Jeremy Papasso
University of Colorado senior Josh Yeaton takes off for a practice ride on his bicycle on Tuesday, March, 13, at his home on Santa Clara Place in Boulder. Jeremy Papasso/ Camera
Collegiate race results from the Stazio Crit
Men’s A
1. Josh Yeaton, CU
2. Zack Allison, CSU
3. Matt Lyons, DU

Men’s B
1. Danny Hiller, CU
2. Jacob Hadar, Colorado Mesa
3. Collin Demos, DU

Men’s C
1. Cyrus Pearo, DU
2. Cameron Brown, CU
3. Alex Ranum, CU

Women’s A
1. Natalie Koch, CU
2. Abigail Mickey, CU
3. Heather Fischer, CU

Women’s B
1. Nicole Broderer, CU
2. Nora Richards, CU
3. Fiona Weeks, CSU

Full results at

The collegiate cycling season just got underway, but University of Colorado senior Josh Yeaton has already won a bike race, right here on his home turf.

The CU Cycling Team put on a race last weekend — the Stazio Criterium — for both collegiate racers and citizens. Yeaton won the collegiate “A” race and sprinted to second in the top category of the citizen races.

An aerospace engineering major, Yeaton is still trying to decide what to do after graduation: be a full-time cyclist, or a full-time engineer who also races bikes?

“I’m considering options at this point,” Yeaton said. “I’m planning on focusing on racing until August, when the road season kind of winds down, then I’ll decide.”

After the Stazio Crit and between classes, we caught up with Yeaton to talk about the races, his training and his Australian and Alaskan roots.

Q: What has your training been like this season?
A: It’s been really good. It’s been pretty tough with some of the weather we’ve had, especially in February, most of the month was cold.

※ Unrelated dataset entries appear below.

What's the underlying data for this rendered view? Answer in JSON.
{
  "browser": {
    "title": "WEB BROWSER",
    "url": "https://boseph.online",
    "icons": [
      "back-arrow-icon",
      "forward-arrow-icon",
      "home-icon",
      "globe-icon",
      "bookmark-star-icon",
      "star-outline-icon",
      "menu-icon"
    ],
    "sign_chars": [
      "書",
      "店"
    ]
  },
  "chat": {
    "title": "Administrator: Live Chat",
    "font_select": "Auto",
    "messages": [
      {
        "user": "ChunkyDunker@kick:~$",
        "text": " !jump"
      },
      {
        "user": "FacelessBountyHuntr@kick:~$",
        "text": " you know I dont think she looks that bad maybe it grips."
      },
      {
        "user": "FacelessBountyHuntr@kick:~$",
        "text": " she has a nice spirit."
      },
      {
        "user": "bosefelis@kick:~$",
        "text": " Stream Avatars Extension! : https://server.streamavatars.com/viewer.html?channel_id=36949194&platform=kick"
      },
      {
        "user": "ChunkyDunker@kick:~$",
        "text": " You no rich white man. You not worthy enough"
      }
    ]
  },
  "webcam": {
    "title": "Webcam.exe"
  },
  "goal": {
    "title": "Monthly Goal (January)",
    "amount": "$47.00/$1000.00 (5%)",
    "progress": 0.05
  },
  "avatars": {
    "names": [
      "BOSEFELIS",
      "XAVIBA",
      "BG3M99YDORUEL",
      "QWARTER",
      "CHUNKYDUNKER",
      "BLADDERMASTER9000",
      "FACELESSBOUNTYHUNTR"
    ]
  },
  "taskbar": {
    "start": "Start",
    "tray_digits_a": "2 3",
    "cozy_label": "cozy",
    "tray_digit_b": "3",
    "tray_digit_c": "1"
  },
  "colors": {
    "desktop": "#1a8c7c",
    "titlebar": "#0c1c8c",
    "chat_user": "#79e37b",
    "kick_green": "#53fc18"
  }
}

We’re heading out with the team a lot and doing team time trail training. It’s a third of the score of nationals, so it’s pretty important there.

Q: What’s your favorite local ride?
A: Flagstaff.

Q: Are you psyched that it’s in the Boulder stage of the Pro Cycling Challenge?
A: I wish I could race it. I want to see how fast those guys can haul up it.

Q: Where are you from?
A: I went to high school in Anchorage, Alaska, but I was born in Adelaide, Australia. My dad was in the oil industry, my mom is Australian. I have dual citizenship, actually, I’m American and Australian.

Q: Have you done any racing down there?
A: Yeah, I have. After my freshman year of college I went down during our summer, their winter. I think it was the West Australia road racing championship. I got my international cycling license and raced with all those guys. It was really cool.

Q: What happened in your collegiate “A” race at Stazio (which you won)?
A: We met beforehand with the team — Frank (Overton) has been really big about meeting with everyone and talking about tactics. The plan was to be super aggressive — we have a bunch of guys, and we have a bunch of fast guys.

About 20 minutes in, I noticed it was really strung out. I put my head down and did a big attack.

With about two laps from the end, we in the breakaway started playing a little cat and mouse. There were a couple of attacks.

The CSU rider, Zack Allison, launched the sprint, and I was ready for it.

Q: Did you save anything for the pro-1-2 races (in which you came in second)?
A: Honestly, I didn’t. I was kind of thinking going into the pro race that I was just going to chill out, sit in for a half an hour, get some good training in.

But then, when the team came together, they’re like, ‘OK Josh, you’re the sprinter for today.’

The team was pretty awesome. We haven’t done a whole lot of riding with the whole team, but with about five to go, we got out front. One of my teammates was sitting on my wheel, making sure no one got on mine.

I was pretty pleased. The coolest thing about the pro-1-2 race was the team being on the front. I’ve never been part of a lead-out of that caliber.

Q: How are you feeling about the rest of this season?
A: I’m feeling pretty good. We have a lot of strong guys. The first step is winning the conference, and I think we can take that back from Fort Lewis.